Faith always has been the central pillar of the black community. Far from being a simple political response to injustice and oppression, the civil rights movement was a religious movement –conceived in churches, led by ministers, and marched to the sounds of old “Negro spirituals.”

Faith fueled the soldiers of the civil rights movement and sacrifice sustained them. And it was this burning faith that serves as the true secret to their success. The world has seen so many liberation movements succumb to the battling egos of their leaders or simply replace the original oppressor with a newer one: Czar Nicholas with Lenin and Stalin, Batista with Fidel Castro, or a white-ruled Rhodesia for a Mugabe-controlled Zimbabwe.

The leaders of the civil rights movement, being men and women of deep belief and spiritual conviction, exhibited the most incredible humility. They always put the interest of the people before any personal lust for power. Walter Abernathy and Fred Shuttlesworth easily could have resented Martin Luther King Jr. for his higher profile, and King could have wanted more for himself than to die on the lonely balcony of a second-rate Memphis motel. But their objective was not personal advancement but rather to lead God’s children toward a promised land of equal rights and human dignity. They put the people before their egos and placed reconciliation with the white man ahead of fratricidal civil war.
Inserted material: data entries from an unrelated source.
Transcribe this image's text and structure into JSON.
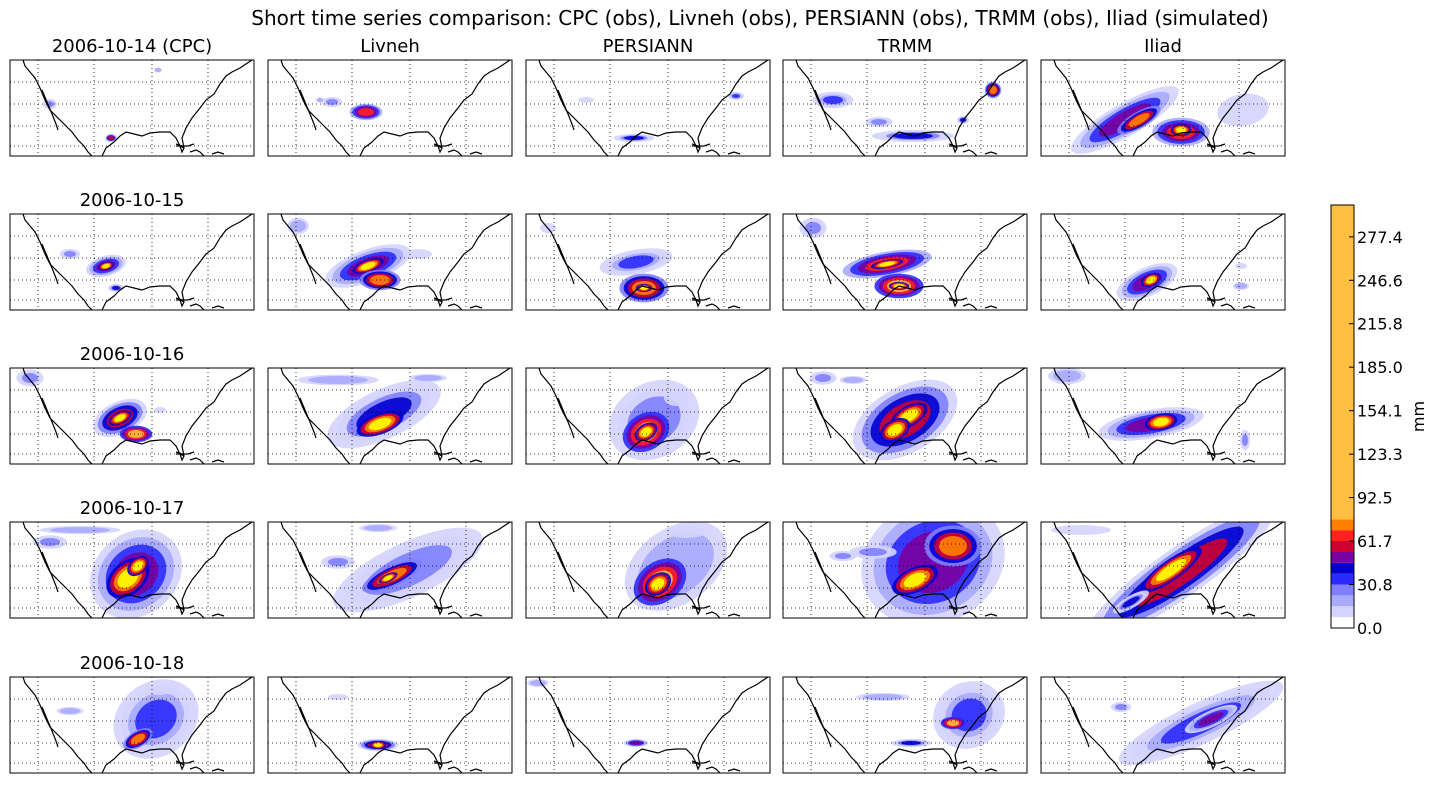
{
  "chart_data": {
    "type": "heatmap",
    "title": "Short time series comparison: CPC (obs), Livneh (obs), PERSIANN (obs), TRMM (obs), Iliad (simulated)",
    "columns": [
      "CPC",
      "Livneh",
      "PERSIANN",
      "TRMM",
      "Iliad"
    ],
    "column_titles": [
      "2006-10-14 (CPC)",
      "Livneh",
      "PERSIANN",
      "TRMM",
      "Iliad"
    ],
    "row_labels": [
      "",
      "2006-10-15",
      "2006-10-16",
      "2006-10-17",
      "2006-10-18"
    ],
    "dates": [
      "2006-10-14",
      "2006-10-15",
      "2006-10-16",
      "2006-10-17",
      "2006-10-18"
    ],
    "grid": true,
    "colorbar": {
      "label": "mm",
      "range": [
        0.0,
        300.0
      ],
      "ticks": [
        "0.0",
        "30.8",
        "61.7",
        "92.5",
        "123.3",
        "154.1",
        "185.0",
        "215.8",
        "246.6",
        "277.4"
      ],
      "tick_values": [
        0.0,
        30.8,
        61.7,
        92.5,
        123.3,
        154.1,
        185.0,
        215.8,
        246.6,
        277.4
      ],
      "levels": [
        0,
        7.7,
        15.4,
        23.1,
        30.8,
        38.5,
        46.2,
        53.9,
        61.7,
        69.4,
        77.1,
        300
      ],
      "colors": [
        "#ffffff",
        "#d4d4ff",
        "#aaaaff",
        "#7f7fff",
        "#2b2bff",
        "#0000d0",
        "#7b00a0",
        "#d00030",
        "#ff2020",
        "#ff7f00",
        "#ffbf40",
        "#ffff00"
      ]
    }
  }
}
The same chains of slavery that bound the Jews in ancient Egypt and the blacks in the New World may have imprisoned their bodies – but it liberated their spirit. Those chains taught Jews and blacks, above all else, to see in God the source of their salvation rather than in any professed human liberator, be he as righteous as Moses or as determined as Lincoln. Both became nations to whom faith was endemic and sustaining.
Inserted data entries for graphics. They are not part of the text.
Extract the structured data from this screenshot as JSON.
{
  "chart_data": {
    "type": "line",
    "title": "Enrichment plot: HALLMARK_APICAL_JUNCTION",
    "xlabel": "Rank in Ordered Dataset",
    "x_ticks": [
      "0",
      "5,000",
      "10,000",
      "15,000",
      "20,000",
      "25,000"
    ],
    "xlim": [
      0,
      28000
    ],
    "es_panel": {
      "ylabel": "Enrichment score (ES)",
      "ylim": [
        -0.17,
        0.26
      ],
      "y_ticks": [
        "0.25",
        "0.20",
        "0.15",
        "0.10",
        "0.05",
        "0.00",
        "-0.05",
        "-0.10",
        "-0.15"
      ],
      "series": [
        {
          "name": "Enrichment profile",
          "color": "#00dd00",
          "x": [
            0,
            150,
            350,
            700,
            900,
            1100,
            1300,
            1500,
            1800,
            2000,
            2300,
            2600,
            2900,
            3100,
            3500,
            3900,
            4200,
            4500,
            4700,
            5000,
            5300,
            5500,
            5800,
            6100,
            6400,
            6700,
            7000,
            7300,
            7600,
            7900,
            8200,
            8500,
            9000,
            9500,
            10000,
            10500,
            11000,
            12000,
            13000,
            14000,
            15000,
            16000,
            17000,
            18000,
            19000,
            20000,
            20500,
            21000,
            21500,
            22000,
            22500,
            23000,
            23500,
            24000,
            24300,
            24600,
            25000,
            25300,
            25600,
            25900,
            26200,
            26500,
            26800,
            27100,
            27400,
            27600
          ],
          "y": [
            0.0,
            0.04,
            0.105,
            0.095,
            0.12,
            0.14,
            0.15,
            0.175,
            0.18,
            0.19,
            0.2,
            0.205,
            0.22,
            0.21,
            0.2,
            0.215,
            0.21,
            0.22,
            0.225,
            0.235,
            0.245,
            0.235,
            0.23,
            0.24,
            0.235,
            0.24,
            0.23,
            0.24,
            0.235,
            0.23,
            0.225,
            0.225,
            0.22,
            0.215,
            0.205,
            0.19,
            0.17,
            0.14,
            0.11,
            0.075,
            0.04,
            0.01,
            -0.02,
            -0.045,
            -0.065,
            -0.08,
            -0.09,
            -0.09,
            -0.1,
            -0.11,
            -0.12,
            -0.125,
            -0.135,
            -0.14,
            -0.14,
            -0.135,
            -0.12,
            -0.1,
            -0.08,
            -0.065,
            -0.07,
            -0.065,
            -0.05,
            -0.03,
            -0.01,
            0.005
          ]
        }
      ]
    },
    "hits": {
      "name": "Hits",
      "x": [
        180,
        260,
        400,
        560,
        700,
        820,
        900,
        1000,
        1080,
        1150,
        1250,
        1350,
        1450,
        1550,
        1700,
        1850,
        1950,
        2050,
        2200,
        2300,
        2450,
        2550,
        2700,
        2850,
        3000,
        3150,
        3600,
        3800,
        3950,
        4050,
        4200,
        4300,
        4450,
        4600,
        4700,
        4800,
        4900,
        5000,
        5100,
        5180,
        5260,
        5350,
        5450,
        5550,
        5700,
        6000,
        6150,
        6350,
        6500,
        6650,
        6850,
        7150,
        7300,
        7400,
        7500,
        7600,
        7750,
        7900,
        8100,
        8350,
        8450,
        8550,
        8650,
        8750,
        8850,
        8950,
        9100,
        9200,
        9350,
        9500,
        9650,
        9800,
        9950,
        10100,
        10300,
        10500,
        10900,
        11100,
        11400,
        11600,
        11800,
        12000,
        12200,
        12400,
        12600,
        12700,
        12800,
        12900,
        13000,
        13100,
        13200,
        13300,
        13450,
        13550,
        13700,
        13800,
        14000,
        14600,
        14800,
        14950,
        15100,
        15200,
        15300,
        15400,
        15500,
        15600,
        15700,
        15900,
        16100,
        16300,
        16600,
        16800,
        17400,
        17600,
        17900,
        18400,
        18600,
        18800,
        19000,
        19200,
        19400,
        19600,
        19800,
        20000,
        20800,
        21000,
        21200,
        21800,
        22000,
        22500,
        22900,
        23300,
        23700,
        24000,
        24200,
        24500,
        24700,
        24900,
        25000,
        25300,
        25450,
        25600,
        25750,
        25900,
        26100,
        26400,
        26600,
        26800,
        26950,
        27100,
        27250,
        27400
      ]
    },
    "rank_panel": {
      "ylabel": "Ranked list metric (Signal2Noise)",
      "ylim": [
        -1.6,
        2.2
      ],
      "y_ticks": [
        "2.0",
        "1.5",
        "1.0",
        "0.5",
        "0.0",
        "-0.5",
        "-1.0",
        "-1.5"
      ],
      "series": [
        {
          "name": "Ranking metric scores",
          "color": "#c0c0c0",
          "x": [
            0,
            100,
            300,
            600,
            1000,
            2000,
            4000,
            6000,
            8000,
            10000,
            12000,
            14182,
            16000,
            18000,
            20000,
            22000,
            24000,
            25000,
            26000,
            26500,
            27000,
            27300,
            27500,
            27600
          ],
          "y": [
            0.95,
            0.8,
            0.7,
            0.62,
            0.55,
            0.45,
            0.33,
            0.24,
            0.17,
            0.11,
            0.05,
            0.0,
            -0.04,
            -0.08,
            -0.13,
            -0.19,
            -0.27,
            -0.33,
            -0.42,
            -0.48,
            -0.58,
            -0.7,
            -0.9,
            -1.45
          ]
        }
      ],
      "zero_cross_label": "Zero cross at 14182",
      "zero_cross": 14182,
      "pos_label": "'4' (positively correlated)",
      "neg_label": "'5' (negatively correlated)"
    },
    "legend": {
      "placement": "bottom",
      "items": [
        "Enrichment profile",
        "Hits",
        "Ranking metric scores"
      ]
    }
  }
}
For most people, religion is a guide to gaining entry into the afterlife, a way of avoiding hell. For African-Americans and Jews, however, religion was a guide to finding hope and comfort in this life, so that their earthly existence might transcend the hell it often was. Other religions reinforced the oppression of the faithful by instructing them in the divine right of kings. But Jews and blacks always held fast to the faith that no man was born subject to another. To them, all men were princes.

Other religions taught men to accept their suffering in this world in exchange for the comforts of paradise, which would more than compensate. But the faith of Jews and African-Americans inspired them to challenge existing prejudices, because man is not born to suffer. Man dare not await the paradise of Eden. His highest obligation is to create heaven on earth.

As a Jew, my attachment to King’s speeches has less to do with the injustice of segregation – to which I thankfully was never subject and from which he cured America – and everything to do with a modern preacher who brought the ancient Hebrew prophets to life. While studying at yeshiva I related to Isaiah, Jeremiah, and Micah as characters in a book. But after listening to King’s magical orations, many of which I have tried to memorize, I related to them as living figures – as emboldened and animated opponents of injustice. Like Moses, King never reached the promised land. But like Moses, he found redemption in a life of service over adventure, winning righteousness over recognition.

That the Jewish and black communities are distinguished by their attachment to their faith is further evidenced by the unique problems faced by each upon the abandonment of that faith. The Jewish break with ritualistic tradition at times has led to materialism. Assimilation has led to questioning of identity, a futile attempt to erase distinctive Jewish characteristics, and a misguided effort to blend and disappear into the mainstream. For many in the African-American community, a loss of the anchor of faith has led to a breakdown in familial and social bonds.

Today, as we experience a sharp rise in anti-Semitism and racism, the Jewish and African-American communities need each other more than ever. They are bound by many things, not least of which is the memory of the greatest American of the twentieth century, the man who restored America to its founding vision of the equality of all of God’s children.

The truly incomparable Martin Luther King Jr.